A quick roundup of what’s good around the state as we inch closer to Week 3.
Our first preview of the week, Jason Sonski takes a trip across Division Street for a preview of Friday night’s border rivalry between Ansonia and Derby. The Chargers, of course, rallied from 26-13 down at halftime to win last year’s clash 33-32 — a game that ended with Arkeel Newsome‘s red zone pick with no time left. (You catch last year’s second half, at right)
The Chargers of 2011 are starting to look like a freight train. What will Ray Kreiger and the Red Raiders bring to the table, especially after losing late to Naugatuck last week? You decide:
In our new feature, run by Kevin Duffy, Pomperaug back/receiver/kicker Matt Paola has been voted SWC player of the week (for all sports) by fans. Congrats to Paola for his strong day in the Panthers’ 45-7 win over Bethel. Duffy also gives his thoughts on who earned his vote.
Ned Griffen of the Day of New London reports that, after some wrangling over playing at a possible neutral site, New London’s football team will be playing at Greenwich’s Cardinal Stadium in this intriguing Week 3 non-conference matchup. As we’ve said before, kudos to New London and Greenwich for making this game happen. Very few state teams (read: none) ever willingly drop Greenwich onto their schedules, which is why we usually see exotic matchups like Greenwich vs. St. Joseph-Montvale (N.J.) or at Naples (Fla.).
New London actually called Greenwich looking to hook up. The matchup should give us a good look at how each of these teams stand in the statewide hierarchy. New London is ranked in most state polls, Greenwich hasn’t been ranked since 2009.
Also coming to you from Ned at the Day, his weekly column ‘The Lonesome Polecat.’ This week, Ned examines Greenwich on the eve of the big game with New London. He also offers his take on this week’s violation of the score management policy: let’s try a running clock, eh?
Reckon it’s better to have a running clock, though, then a rule that has resulted in headaches, meetings and paperwork.
We completely and utterly, thoroughly, emphatically agree. We’ve said as much before on this space. A running clock in the second half would publicly cure this state of this rule’s PC ills. Get past 35-0 at some point the third quarter, keep that clock a-runnin’ and let’s get everyone out of there. No harm, no foul. No fans, coaches and media screaming about the absurdity of this policy. No forms to fill. No committees. No embarrassment for the players and coaches … on both sides of the ball.

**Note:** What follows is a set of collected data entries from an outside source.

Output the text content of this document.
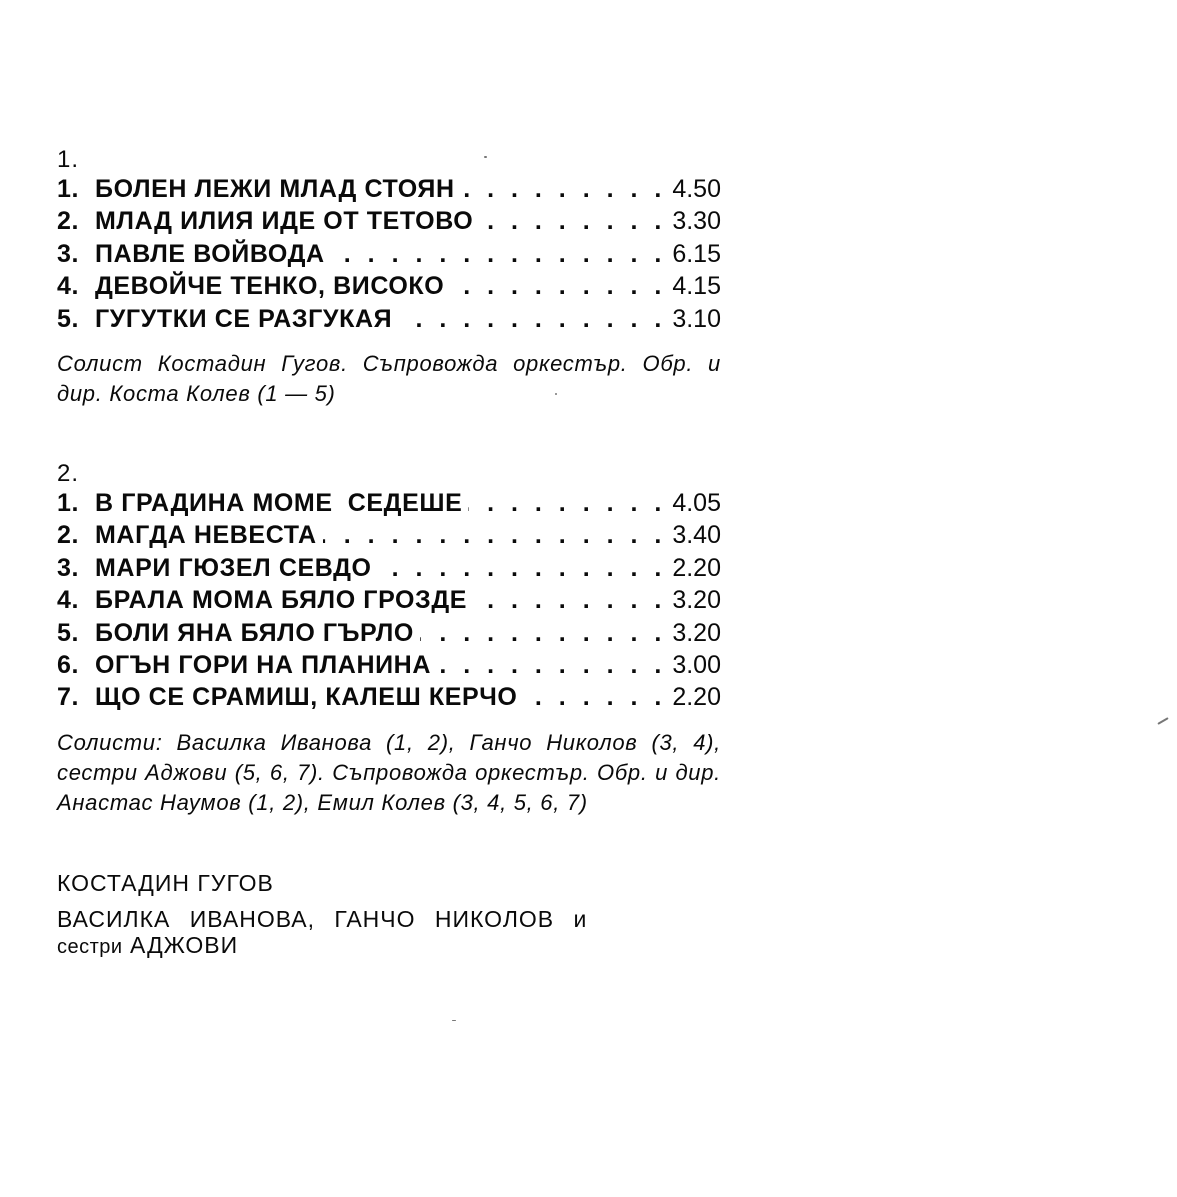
1.
1. БОЛЕН ЛЕЖИ МЛАД СТОЯН . . .	4.50
2. МЛАД ИЛИЯ ИДЕ ОТ ТЕТОВО . . .	3.30
3. ПАВЛЕ ВОЙВОДА . . .	6.15
4. ДЕВОЙЧЕ ТЕНКО, ВИСОКО . . .	4.15
5. ГУГУТКИ СЕ РАЗГУКАЯ . . .	3.10

Солист Костадин Гугов. Съпровожда оркестър. Обр. и дир. Коста Колев (1 — 5)

2.
1. В ГРАДИНА МОМЕ  СЕДЕШЕ . . .	4.05
2. МАГДА НЕВЕСТА . . .	3.40
3. МАРИ ГЮЗЕЛ СЕВДО . . .	2.20
4. БРАЛА МОМА БЯЛО ГРОЗДЕ . . .	3.20
5. БОЛИ ЯНА БЯЛО ГЪРЛО . . .	3.20
6. ОГЪН ГОРИ НА ПЛАНИНА . . .	3.00
7. ЩО СЕ СРАМИШ, КАЛЕШ КЕРЧО . . .	2.20

Солисти: Василка Иванова (1, 2), Ганчо Николов (3, 4), сестри Аджови (5, 6, 7). Съпровожда оркестър. Обр. и дир. Анастас Наумов (1, 2), Емил Колев (3, 4, 5, 6, 7)

КОСТАДИН ГУГОВ
ВАСИЛКА ИВАНОВА, ГАНЧО НИКОЛОВ и
сестри АДЖОВИ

Yes. We need a running clock so this won’t be necessary: The losing coach having to publicly speak about being on the losing side of a blowout and how glad he was his opponents were so merciful, as Weaver coach Robert Quinn did this week.

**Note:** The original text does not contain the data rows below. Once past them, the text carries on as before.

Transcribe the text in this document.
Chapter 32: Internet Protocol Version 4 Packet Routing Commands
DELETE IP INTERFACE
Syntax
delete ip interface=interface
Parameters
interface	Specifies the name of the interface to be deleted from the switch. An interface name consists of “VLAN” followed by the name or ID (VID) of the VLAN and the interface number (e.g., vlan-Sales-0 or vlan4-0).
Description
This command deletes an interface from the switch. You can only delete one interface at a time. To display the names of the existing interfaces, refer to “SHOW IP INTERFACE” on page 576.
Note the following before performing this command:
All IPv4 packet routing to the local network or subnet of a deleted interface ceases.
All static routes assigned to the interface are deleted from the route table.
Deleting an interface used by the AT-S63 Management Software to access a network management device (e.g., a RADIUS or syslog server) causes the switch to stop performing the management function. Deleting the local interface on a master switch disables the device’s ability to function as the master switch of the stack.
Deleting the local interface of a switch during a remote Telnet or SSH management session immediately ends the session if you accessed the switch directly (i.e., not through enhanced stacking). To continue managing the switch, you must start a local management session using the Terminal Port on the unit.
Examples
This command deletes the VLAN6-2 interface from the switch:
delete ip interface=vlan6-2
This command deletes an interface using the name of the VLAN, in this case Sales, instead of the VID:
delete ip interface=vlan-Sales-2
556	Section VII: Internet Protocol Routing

But… hold on, didn’t Quinn just say he declined a running clock? He did because he’s a football coach trying to make his team better so it won’t lose games by more than 50 points in the future.
Quinn is both honorable and practical. But since these second halves are A) pointless and B) played against JV players anyway, why not leave this to actual junior varsity games. Besides, it may be a running clock, but you still get plenty of snaps.
As much as I respect Quinn’s decision to play on regularly, I’ll take a running clock instead of the laborious 50-point ‘score management policy.’
Finally, we’ll end on a semi-positive note, Bryant Carpenter‘s wonderful piece on the family trials of Sheehan’s Gannon brothers, Billy and Jeremy. It’s both a sad and uplifting story. It’s a must-read.